As the result of a federal judge's decision that an Idaho health system violated antitrust laws when it purchased the state's largest independent physician practice, hospitals and systems interested in similar acquisitions will need to consider the ruling's potential effect on referrals both to their facilities and those adjacent.
U.S. District Judge B. Lynn Winmill released his findings of fact and conclusions of law that explain his decision in the case of St. Luke's Hospital System verses St. Alphonsus Health System, Treasure Valley Hospital in Boise, the Federal Trade Commission and the Idaho Attorney General.
Among his findings, the judge said that St.
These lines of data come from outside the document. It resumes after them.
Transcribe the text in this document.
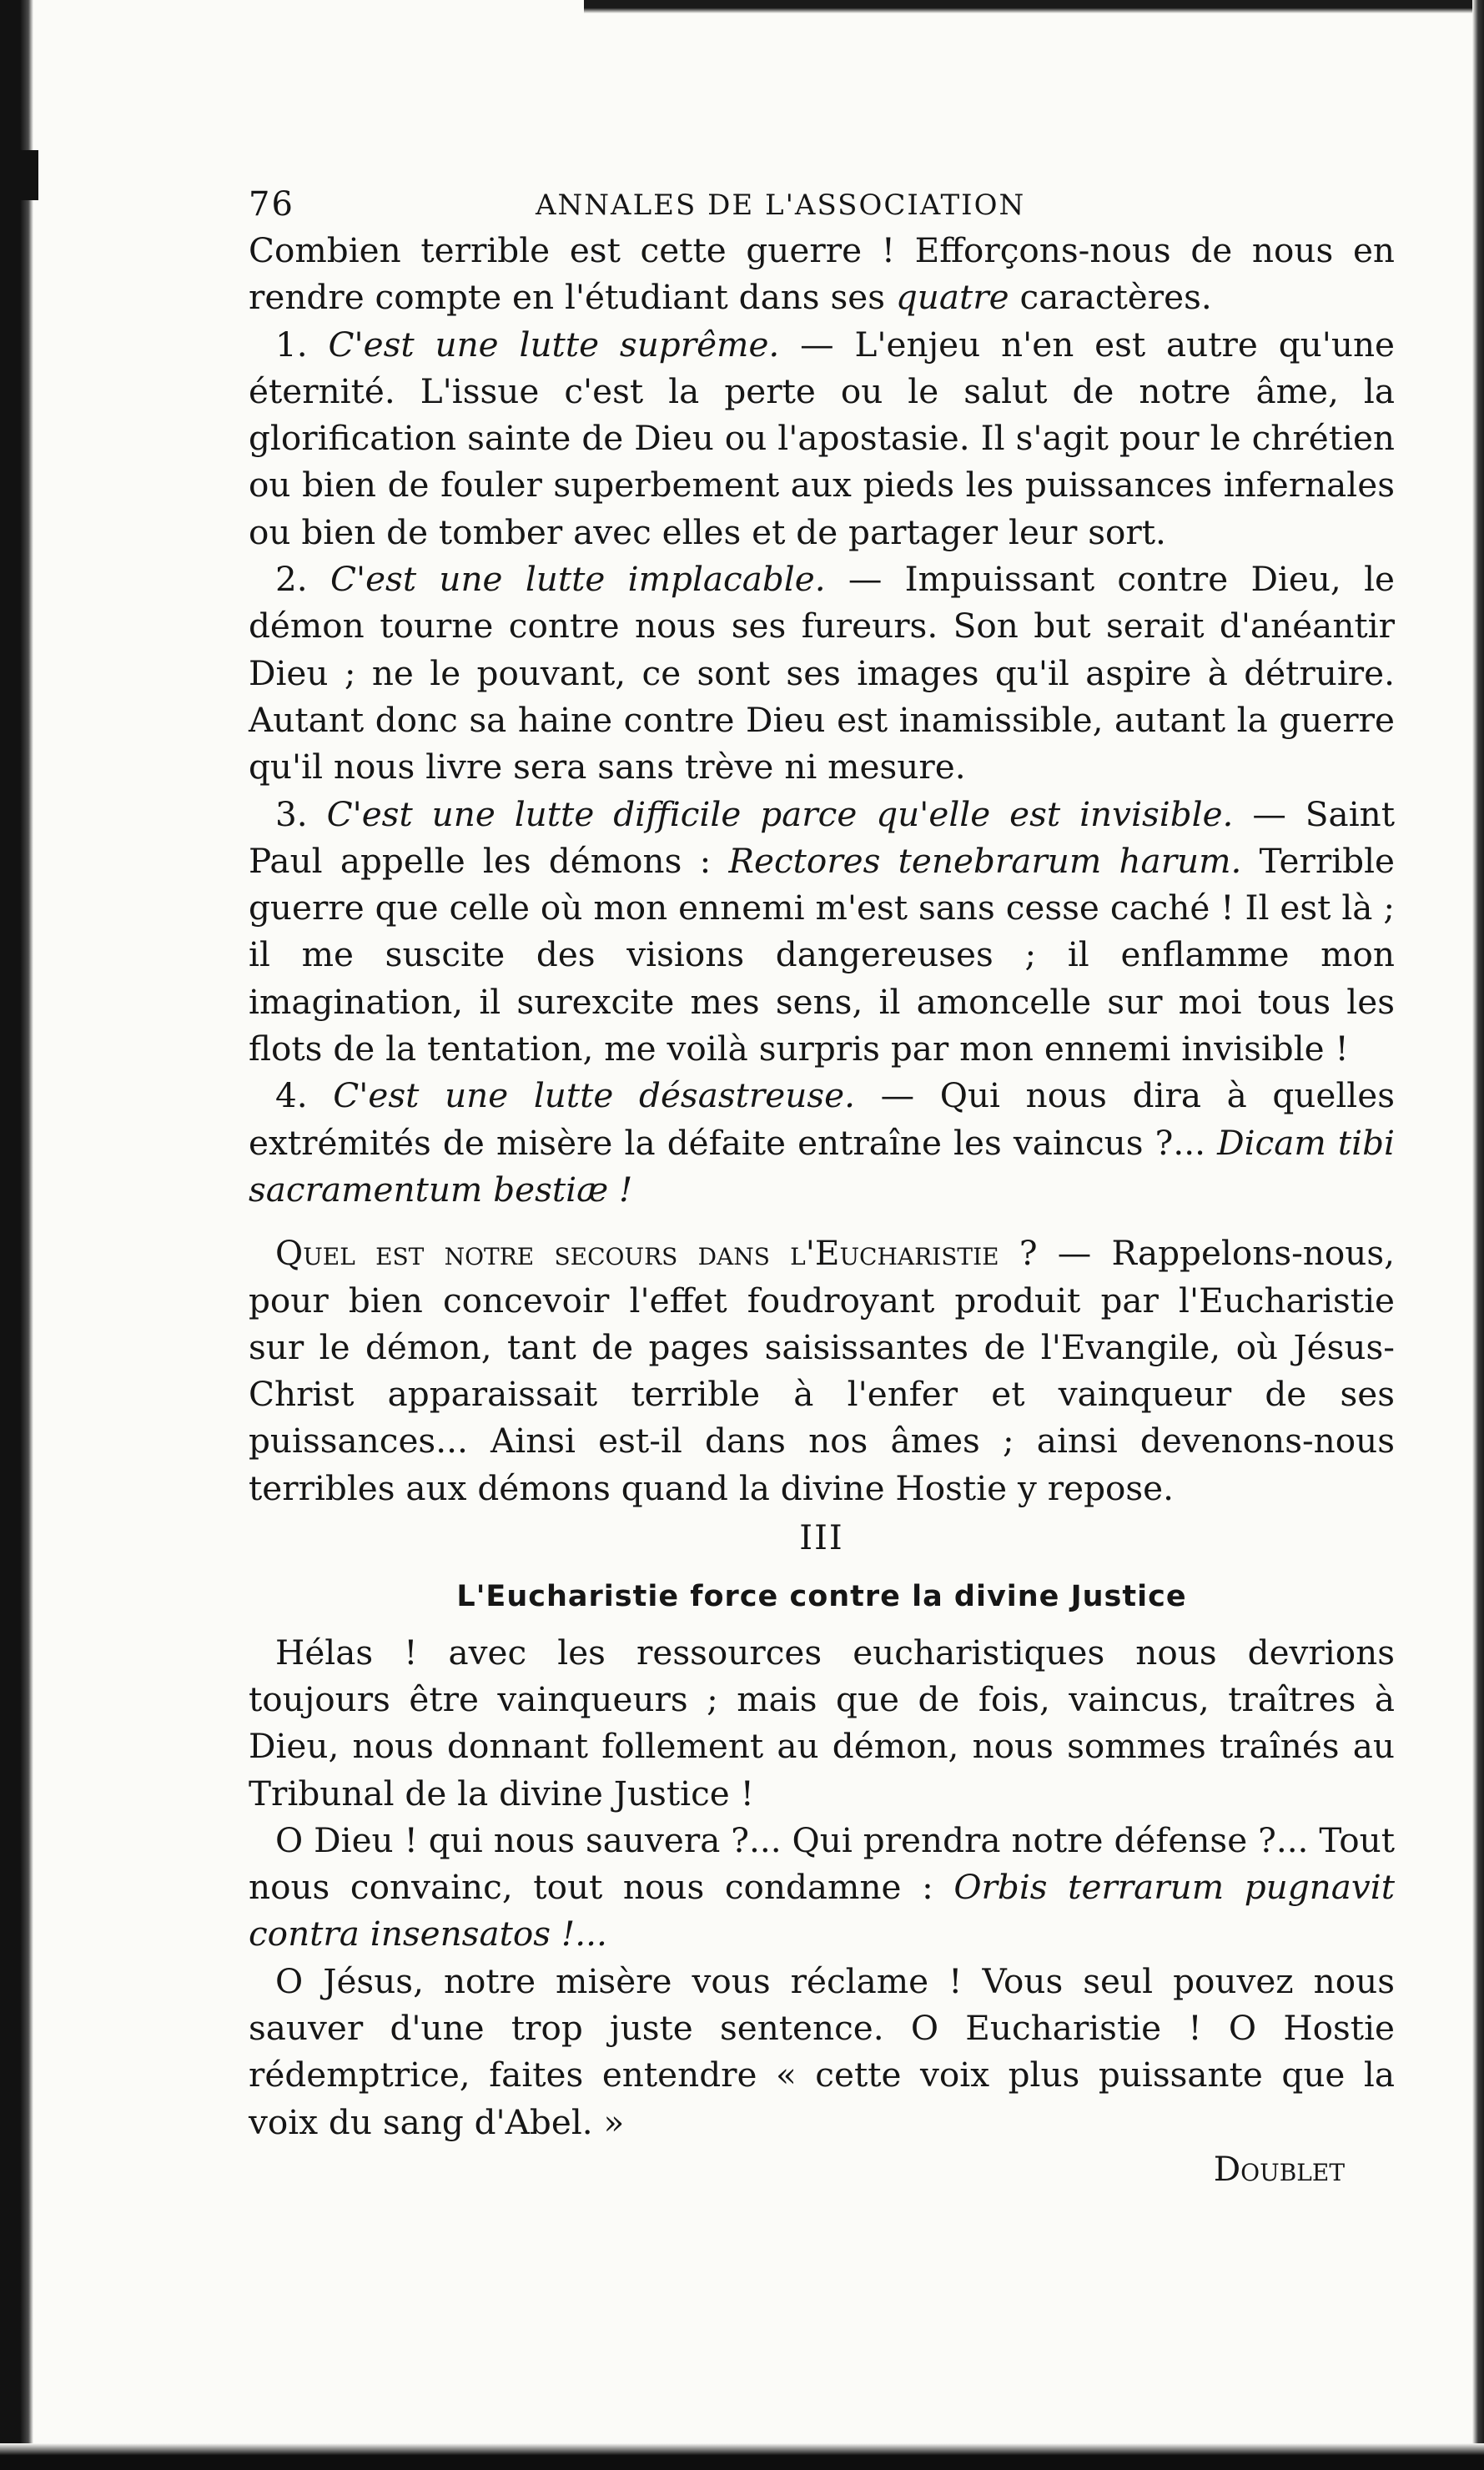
76	ANNALES DE L'ASSOCIATION

Combien terrible est cette guerre ! Efforçons-nous de nous en rendre compte en l'étudiant dans ses quatre caractères.

1. C'est une lutte suprême. — L'enjeu n'en est autre qu'une éternité. L'issue c'est la perte ou le salut de notre âme, la glorification sainte de Dieu ou l'apostasie. Il s'agit pour le chrétien ou bien de fouler superbement aux pieds les puissances infernales ou bien de tomber avec elles et de partager leur sort.

2. C'est une lutte implacable. — Impuissant contre Dieu, le démon tourne contre nous ses fureurs. Son but serait d'anéantir Dieu ; ne le pouvant, ce sont ses images qu'il aspire à détruire. Autant donc sa haine contre Dieu est inamissible, autant la guerre qu'il nous livre sera sans trève ni mesure.

3. C'est une lutte difficile parce qu'elle est invisible. — Saint Paul appelle les démons : Rectores tenebrarum harum. Terrible guerre que celle où mon ennemi m'est sans cesse caché ! Il est là ; il me suscite des visions dangereuses ; il enflamme mon imagination, il surexcite mes sens, il amoncelle sur moi tous les flots de la tentation, me voilà surpris par mon ennemi invisible !

4. C'est une lutte désastreuse. — Qui nous dira à quelles extrémités de misère la défaite entraîne les vaincus ?... Dicam tibi sacramentum bestiæ !

Quel est notre secours dans l'Eucharistie ? — Rappelons-nous, pour bien concevoir l'effet foudroyant produit par l'Eucharistie sur le démon, tant de pages saisissantes de l'Evangile, où Jésus-Christ apparaissait terrible à l'enfer et vainqueur de ses puissances... Ainsi est-il dans nos âmes ; ainsi devenons-nous terribles aux démons quand la divine Hostie y repose.

III

L'Eucharistie force contre la divine Justice

Hélas ! avec les ressources eucharistiques nous devrions toujours être vainqueurs ; mais que de fois, vaincus, traîtres à Dieu, nous donnant follement au démon, nous sommes traînés au Tribunal de la divine Justice !

O Dieu ! qui nous sauvera ?... Qui prendra notre défense ?... Tout nous convainc, tout nous condamne : Orbis terrarum pugnavit contra insensatos !...

O Jésus, notre misère vous réclame ! Vous seul pouvez nous sauver d'une trop juste sentence. O Eucharistie ! O Hostie rédemptrice, faites entendre « cette voix plus puissante que la voix du sang d'Abel. »

Doublet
Luke's partnership with the Saltzer Medical Group in Nampa would have significant effect on referrals to hospitals and specialists in Canyon County. "Patients largely accept the recommendations of their primary care physicians as to what hospital, specialist and ancillary services they should use," he wrote.
Although he acknowledged that the partnership allowed Saltzer physicians to have complete discretion when referring patients, in practice, he said, discretion typically favors the hospital that employs the physicians. As an example, he pointed to St. Luke's purchase of Idaho Cardiothoracic and Vascular Associates. Prior to the purchase, the specialists sent 34 percent of their inpatient referrals to St. Alphonsus. But after the purchase, they didn't send any referrals to St. Alphonsus; all referrals went to St. Luke's.
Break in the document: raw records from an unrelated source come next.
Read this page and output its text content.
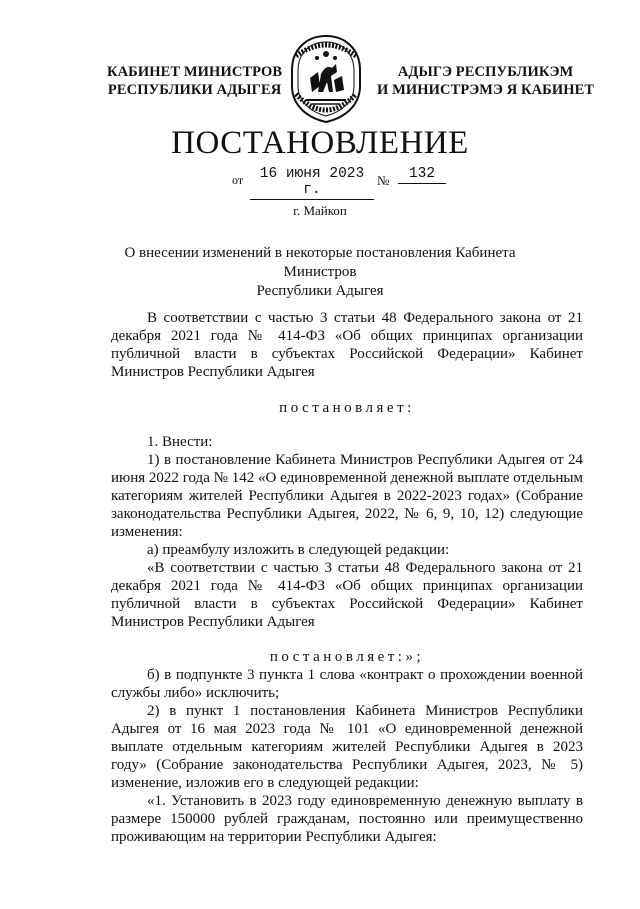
КАБИНЕТ МИНИСТРОВ
РЕСПУБЛИКИ АДЫГЕЯ
АДЫГЭ РЕСПУБЛИКЭМ
И МИНИСТРЭМЭ Я КАБИНЕТ
ПОСТАНОВЛЕНИЕ
от	16 июня 2023 г.
№	132
г. Майкоп
О внесении изменений в некоторые постановления Кабинета Министров
Республики Адыгея

В соответствии с частью 3 статьи 48 Федерального закона от 21 декабря 2021 года № 414-ФЗ «Об общих принципах организации публичной власти в субъектах Российской Федерации» Кабинет Министров Республики Адыгея

постановляет:

1. Внести:

1) в постановление Кабинета Министров Республики Адыгея от 24 июня 2022 года № 142 «О единовременной денежной выплате отдельным категориям жителей Республики Адыгея в 2022-2023 годах» (Собрание законодательства Республики Адыгея, 2022, № 6, 9, 10, 12) следующие изменения:

а) преамбулу изложить в следующей редакции:

«В соответствии с частью 3 статьи 48 Федерального закона от 21 декабря 2021 года № 414-ФЗ «Об общих принципах организации публичной власти в субъектах Российской Федерации» Кабинет Министров Республики Адыгея

постановляет:»;

б) в подпункте 3 пункта 1 слова «контракт о прохождении военной службы либо» исключить;

2) в пункт 1 постановления Кабинета Министров Республики Адыгея от 16 мая 2023 года № 101 «О единовременной денежной выплате отдельным категориям жителей Республики Адыгея в 2023 году» (Собрание законодательства Республики Адыгея, 2023, № 5) изменение, изложив его в следующей редакции:

«1. Установить в 2023 году единовременную денежную выплату в размере 150000 рублей гражданам, постоянно или преимущественно проживающим на территории Республики Адыгея:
A similar scenario occurred following St. Luke's purchase of Boise Orthopedic Clinic.
"After the acquisition, it is virtually certain that this trend will continue and Saltzer referrals to St. Luke's will increase," Winmill wrote.
He also determined that the Saltzer acquisition would result in higher prices for primary physician care and ancillary services, such as lab and diagnostic imaging. "St. Luke's own analysis projected that it could gain an extra $750,000 through hospital-based billing from Saltzer from commercial payers for lab work and $900,000 extra for diagnostic imaging," he wrote.
Last week, Christy Neuhoff, St. Luke's chief legal counsel, told FierceHealthcare that the system likely will appeal the decision to the Ninth Circuit. St. Luke's maintains that the acquisition of the 40-physician practice was essential to its goal to integrate care in the area and improve patient outcomes.
While Winmill acknowledged that the partnership would indeed improve care, he said the acquisition of a physician practice is not the only way to achieve integrated care.